For the past year, Elon Musk has waged a bitter war of words with short-sellers, the investors who are betting billions of dollars that Tesla will fail.
On Twitter and in interviews, he has called them haters and jerks who know little about electric cars. He has accused them of spreading false information and amplifying negative news about Tesla in hopes of dragging down its stock price. Their goal, in Mr. Musk’s view, is nothing less than Tesla’s destruction.
George Noble doesn’t fit that description. Manager of his own hedge fund, Noble Capital Advisors, he rarely comments on Tesla in public or on Twitter, and he comes with an impressive pedigree. He has been following and investing in car companies for nearly 40 years, having started his career an auto analyst and then a rising fund manager at Fidelity in the 1980s.
“I’m not one of these individuals with superficial knowledge who’s tweeting garbage on Twitter,” said Mr. Noble, 61. “I’ve followed this industry a long, long time. I’m not a bomb-throwing hack.”
There’s no doubt Tesla and Mr. Musk, the company’s high-profile chief executive, have plenty of detractors, especially on Twitter, where some critics trumpet vitriol and unsubstantiated information about the company and its business. But many of those who believe that Tesla is destined for a major restructuring — or even collapse — are buttoned-up investors. They base their view not on antipathy for Tesla or Mr. Musk, but on cold financial calculations, including its heavy debt load and voracious cash burn.
“This isn’t only about Musk,” said Mark B. Spiegel, a managing partner at Stanphyl Capital, which has a large position shorting Tesla. “It’s about a terrible capital structure, because of the debt, and a stock price that is out of whack with the demand for the product and the competition that’s coming in.”
Mr. Spiegel said he had spoken out to “educate people” about Tesla’s finances. “I’m just putting facts out there that counter the claims Musk puts out there,” he said. “We don’t make up reasons to short something.”
Tesla did not respond substantively to a request for comment for this article.

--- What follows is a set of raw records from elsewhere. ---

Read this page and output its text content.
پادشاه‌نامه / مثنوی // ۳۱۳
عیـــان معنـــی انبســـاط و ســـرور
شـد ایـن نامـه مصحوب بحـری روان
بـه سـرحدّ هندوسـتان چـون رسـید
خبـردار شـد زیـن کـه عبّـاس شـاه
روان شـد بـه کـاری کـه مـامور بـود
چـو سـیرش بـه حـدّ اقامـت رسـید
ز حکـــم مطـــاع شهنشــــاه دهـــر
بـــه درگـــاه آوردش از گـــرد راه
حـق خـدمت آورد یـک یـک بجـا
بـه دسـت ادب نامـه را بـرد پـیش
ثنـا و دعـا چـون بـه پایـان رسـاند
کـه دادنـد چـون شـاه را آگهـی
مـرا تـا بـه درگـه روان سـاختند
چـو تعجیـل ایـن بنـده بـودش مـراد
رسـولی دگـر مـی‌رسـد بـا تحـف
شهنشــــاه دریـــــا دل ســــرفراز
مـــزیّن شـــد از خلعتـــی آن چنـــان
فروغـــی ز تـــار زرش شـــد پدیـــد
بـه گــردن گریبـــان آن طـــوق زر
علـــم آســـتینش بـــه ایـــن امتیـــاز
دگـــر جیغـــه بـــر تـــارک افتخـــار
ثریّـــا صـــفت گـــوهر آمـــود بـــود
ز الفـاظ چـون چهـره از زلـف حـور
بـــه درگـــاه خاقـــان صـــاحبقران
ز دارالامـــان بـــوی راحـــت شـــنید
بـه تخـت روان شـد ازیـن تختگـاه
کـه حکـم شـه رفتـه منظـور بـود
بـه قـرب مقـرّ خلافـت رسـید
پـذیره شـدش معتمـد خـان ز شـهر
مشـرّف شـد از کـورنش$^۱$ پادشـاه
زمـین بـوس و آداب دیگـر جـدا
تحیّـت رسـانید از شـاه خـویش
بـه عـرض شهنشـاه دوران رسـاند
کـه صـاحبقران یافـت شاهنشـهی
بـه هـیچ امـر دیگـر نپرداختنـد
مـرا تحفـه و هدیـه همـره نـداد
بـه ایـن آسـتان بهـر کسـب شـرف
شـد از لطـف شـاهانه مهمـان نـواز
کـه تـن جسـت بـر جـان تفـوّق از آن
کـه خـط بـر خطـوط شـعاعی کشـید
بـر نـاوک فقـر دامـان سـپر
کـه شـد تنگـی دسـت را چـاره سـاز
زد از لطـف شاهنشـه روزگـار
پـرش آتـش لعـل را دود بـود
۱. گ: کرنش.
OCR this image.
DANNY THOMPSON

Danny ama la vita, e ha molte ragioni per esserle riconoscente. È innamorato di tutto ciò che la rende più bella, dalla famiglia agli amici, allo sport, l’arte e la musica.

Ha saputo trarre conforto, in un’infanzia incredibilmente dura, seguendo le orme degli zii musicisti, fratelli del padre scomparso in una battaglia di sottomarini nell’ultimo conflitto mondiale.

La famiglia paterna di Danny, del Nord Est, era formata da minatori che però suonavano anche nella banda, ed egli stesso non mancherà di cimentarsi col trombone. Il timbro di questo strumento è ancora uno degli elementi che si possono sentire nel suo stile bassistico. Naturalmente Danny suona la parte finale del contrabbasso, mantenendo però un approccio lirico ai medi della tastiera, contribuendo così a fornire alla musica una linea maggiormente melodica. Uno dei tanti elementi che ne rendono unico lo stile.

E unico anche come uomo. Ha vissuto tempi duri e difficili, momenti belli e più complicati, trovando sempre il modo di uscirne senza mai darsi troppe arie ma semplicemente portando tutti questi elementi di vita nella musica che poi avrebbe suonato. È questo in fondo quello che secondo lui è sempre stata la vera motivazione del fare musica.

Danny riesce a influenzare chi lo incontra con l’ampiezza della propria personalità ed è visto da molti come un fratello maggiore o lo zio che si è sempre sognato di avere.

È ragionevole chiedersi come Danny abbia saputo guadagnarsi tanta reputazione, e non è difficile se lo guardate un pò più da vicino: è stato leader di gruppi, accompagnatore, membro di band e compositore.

Here are some of the reasons that skeptics like Mr. Nobel and Mr. Spiegel offer for their position.
Unlike Mr. Noble, Mr. Spiegel regularly tweets about Tesla and makes no secret of his skepticism about the company and Mr. Musk. He acknowledges that his fund was “massacred” by the surge in Tesla’s stock price in the second quarter, but believes his short position will pay off in the end.
The main reason that Tesla is the most shorted stock on Wall Street is its market valuation of $50 billion. Until recent declines in its stock, Tesla was worth more than General Motors. But in 2017, G.M. sold 9.6 million cars and trucks and made $12.8 billion in pretax profit. Tesla sold just over 100,000 cars in 2017, and lost $2.2 billion.
Mr. Noble said the image of an unprofitable company with a lofty market value harked back to the dot-com era, when enthusiastic investors drove up the stock prices of even start-ups that had no revenue and no profits.
“It’s not that I don’t like Tesla,” he said. “The cars are cool — the acceleration, the torque.” But a struggling, highly leveraged company with a valuation of $50 billion, he said, is “one of the biggest bubbles in the market.”